Are financial advisors practicing what they preach?
As you know, the Dow dropped to just above 10,000 in mid-April–well below the early March high of close to 11,000.
When I saw that, the thought quickly crossed my mind: Did the financial advisors and financial company executives practice what they preached? You know–did they do the asset allocation, the periodic rebalancing, the dollar cost averaging, the annual reviews for their own personal accounts? I sure hope so. That should keep them in a safer money zone than those who invest without follow-up or monitoring.
It also would be a great story to tell clients: “Remember when he had that big drop in mid-April of ’05? Well, I employ the same strategy that I am recommending to you, and the result in April was that….” (Hopefully, it was a good result.)
Chances are, though, that at least some experts were caught off guard by the market’s drop. They may have planned to reallocate their funds when the market was surging but somehow never got around to it. And by now, they surely are kicking themselves for the oversight.
This raises 2 key points for financial pros: They need to employ sound money management practices themselves; and they need to own the products (or at least the product classes) they sell.

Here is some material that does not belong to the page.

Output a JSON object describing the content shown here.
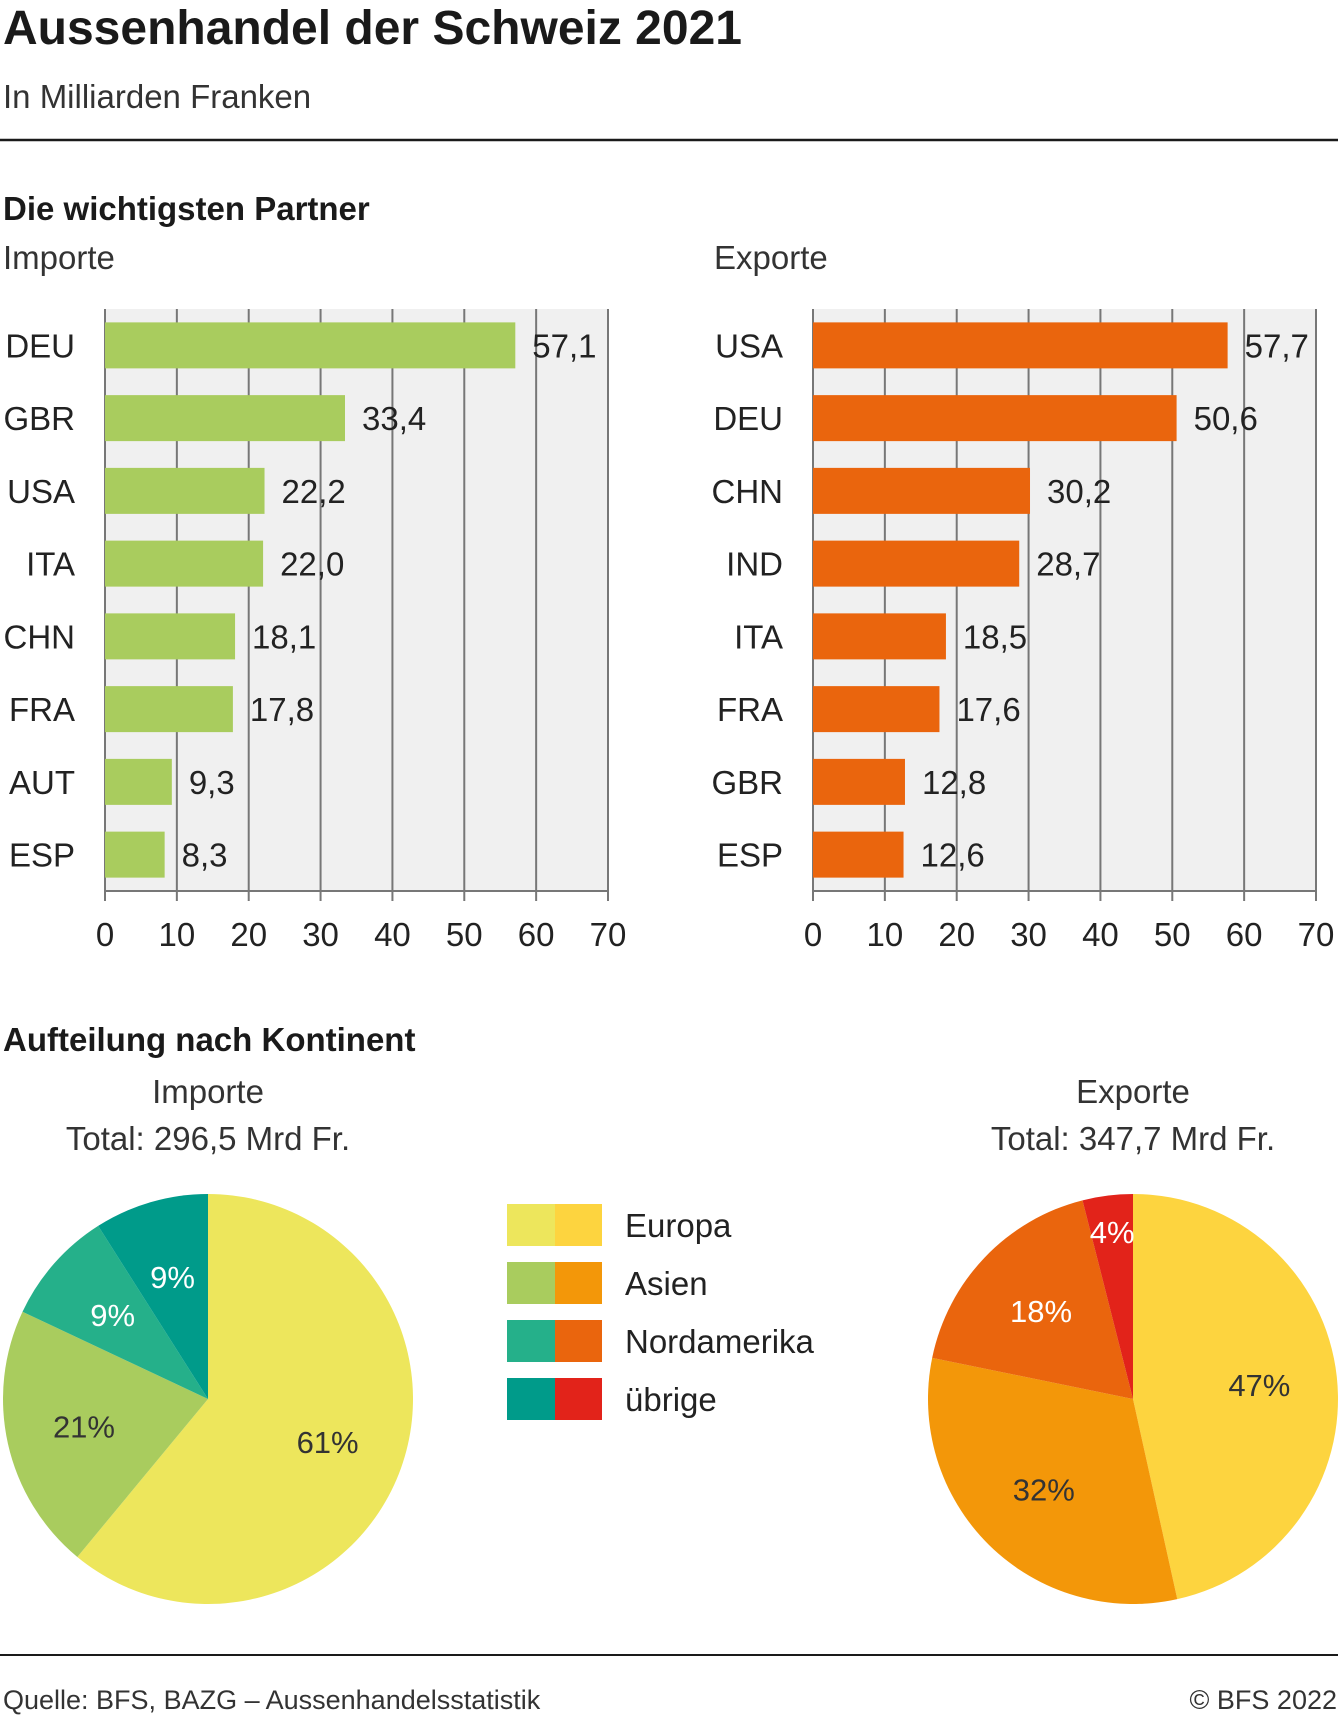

From my conversations with many people in various financial sectors, neither point is a given.
Consider: At several conferences I’ve attended, speakers have asked the audience: “How many of you own…(the insurance coverage under discussion)?” Amazingly, very few people raise their hands.
That is an alarm bell. Why do so many professionals not say they own the coverage that is the source of their bread and butter?
OK, some non-hand-raisers might just be shy; they own it but don’t tell. Others might be very private about revealing financial positions of any kind. Still, the responses are so consistent from session to session that it’s hard not to think that many industry professionals really do not own what they sell.